De 2,5 miljard euro die de corporaties moeten ophoesten, is minder dan de 3 miljard euro die het kabinet wilde heffen. Volgens Vogelaar zit er echter meer in het vat dan de bijdrage van de corporaties. Binnen het kabinet zullen andere ministeries een nog onbekend bedrag bijdragen, stelt zij. Als voorbeeld noemde Vogelaar de minikredieten aan kleine ondernemers van het ministerie van Economische Zaken.

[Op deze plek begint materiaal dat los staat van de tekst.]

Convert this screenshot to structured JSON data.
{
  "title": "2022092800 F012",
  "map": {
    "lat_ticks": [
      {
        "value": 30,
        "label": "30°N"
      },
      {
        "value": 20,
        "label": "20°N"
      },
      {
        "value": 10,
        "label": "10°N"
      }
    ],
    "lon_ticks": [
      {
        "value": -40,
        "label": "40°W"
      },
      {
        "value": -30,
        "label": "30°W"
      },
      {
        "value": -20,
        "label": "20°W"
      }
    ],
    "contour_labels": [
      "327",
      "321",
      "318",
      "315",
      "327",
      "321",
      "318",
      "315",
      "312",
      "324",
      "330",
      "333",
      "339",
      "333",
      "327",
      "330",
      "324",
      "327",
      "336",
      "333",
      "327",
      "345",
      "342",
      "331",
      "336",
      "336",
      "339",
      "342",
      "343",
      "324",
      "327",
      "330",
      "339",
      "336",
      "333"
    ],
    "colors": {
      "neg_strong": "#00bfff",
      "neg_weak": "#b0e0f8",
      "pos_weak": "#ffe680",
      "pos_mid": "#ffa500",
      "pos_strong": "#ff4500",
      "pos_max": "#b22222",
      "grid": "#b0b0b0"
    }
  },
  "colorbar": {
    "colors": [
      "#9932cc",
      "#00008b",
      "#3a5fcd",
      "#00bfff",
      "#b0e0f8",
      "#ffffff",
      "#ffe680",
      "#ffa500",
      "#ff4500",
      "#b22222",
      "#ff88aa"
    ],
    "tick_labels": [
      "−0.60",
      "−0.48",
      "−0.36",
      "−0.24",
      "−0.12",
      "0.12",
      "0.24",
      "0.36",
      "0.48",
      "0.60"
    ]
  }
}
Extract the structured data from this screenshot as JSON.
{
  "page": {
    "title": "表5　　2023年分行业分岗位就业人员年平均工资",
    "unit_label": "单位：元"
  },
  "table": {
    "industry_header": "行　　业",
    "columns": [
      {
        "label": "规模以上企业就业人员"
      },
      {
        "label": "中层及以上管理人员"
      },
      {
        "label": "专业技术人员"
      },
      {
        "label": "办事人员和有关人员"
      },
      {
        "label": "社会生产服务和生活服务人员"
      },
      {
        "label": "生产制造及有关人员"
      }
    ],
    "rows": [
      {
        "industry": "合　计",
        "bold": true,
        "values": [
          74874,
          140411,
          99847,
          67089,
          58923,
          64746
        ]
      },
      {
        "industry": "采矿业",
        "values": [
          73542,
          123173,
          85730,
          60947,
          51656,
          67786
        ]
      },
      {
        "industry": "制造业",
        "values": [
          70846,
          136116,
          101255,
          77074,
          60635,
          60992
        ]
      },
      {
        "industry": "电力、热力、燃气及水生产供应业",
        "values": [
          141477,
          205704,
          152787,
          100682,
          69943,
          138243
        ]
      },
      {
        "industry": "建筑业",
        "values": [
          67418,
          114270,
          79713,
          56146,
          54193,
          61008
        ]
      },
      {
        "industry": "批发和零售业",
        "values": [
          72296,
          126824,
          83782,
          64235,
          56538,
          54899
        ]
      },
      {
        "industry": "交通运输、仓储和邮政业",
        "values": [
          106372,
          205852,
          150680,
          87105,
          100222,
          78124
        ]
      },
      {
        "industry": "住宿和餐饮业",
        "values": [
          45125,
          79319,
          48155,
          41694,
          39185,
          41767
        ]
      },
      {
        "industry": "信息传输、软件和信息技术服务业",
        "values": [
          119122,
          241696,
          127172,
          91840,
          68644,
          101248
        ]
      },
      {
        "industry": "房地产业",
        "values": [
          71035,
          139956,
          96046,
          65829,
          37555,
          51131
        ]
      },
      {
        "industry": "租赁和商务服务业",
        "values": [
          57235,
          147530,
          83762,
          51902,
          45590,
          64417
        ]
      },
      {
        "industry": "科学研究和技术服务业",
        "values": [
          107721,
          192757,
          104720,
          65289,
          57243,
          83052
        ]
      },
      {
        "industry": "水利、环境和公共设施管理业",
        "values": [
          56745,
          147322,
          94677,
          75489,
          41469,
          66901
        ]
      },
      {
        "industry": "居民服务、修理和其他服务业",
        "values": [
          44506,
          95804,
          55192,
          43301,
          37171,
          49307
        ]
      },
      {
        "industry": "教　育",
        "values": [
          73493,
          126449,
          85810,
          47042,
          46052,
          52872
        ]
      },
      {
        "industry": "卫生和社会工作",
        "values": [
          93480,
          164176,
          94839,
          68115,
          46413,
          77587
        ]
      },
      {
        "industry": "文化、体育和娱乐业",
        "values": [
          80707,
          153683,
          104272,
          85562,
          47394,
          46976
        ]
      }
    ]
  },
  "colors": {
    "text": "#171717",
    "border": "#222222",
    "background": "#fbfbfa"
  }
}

In het akkoord hebben Vogelaar en de woningcorporaties een aantal zaken uitgeruild. De bijdrage van de corporaties aan de uitgaven voor de huurtoeslag gaat definitief niet door. Wel blijven de huren gekoppeld aan de inflatie. Op hun beurt beloven de sociale huisvesters in de periode 2007-2010 150.000 woningen te bouwen.
De coalitiepartijen PvdA en CDA reageren positief op de overeenkomst. Voor het CDA telt zwaar mee dat het fonds ook openstaat voor corporaties in andere dan de veertig probleemwijken. „Dat hebben wij altijd bepleit. Die andere wijken mogen niet veronachtzaamd worden”, aldus CDA-Tweede Kamerlid Van Bochove.
De VVD eist zekerheid op dit punt, stelt de kamerlid Van der Burg. Ook de koepel van Nederlandse gemeenten, de VNG, wil weten of met het akkoord de woningcorporaties in andere gemeenten nog wel investeringen kunnen doen.
De SP hekelt de nieuwe vennootschapsbelasting, omdat het geld niet naar de wijken maar naar de schatkist gaat. „Corporaties zijn sociale instellingen. Winstbelasting staat daar haaks op”, aldus Kamerlid Paulus Jansen. Het zint hem verder niet dat voorzieningen voor bijvoorbeeld scholen gefinancierd gaan worden uit het fonds. „In het verleden kwam dat geld uit de algemene middelen, of de onderwijsbegroting”.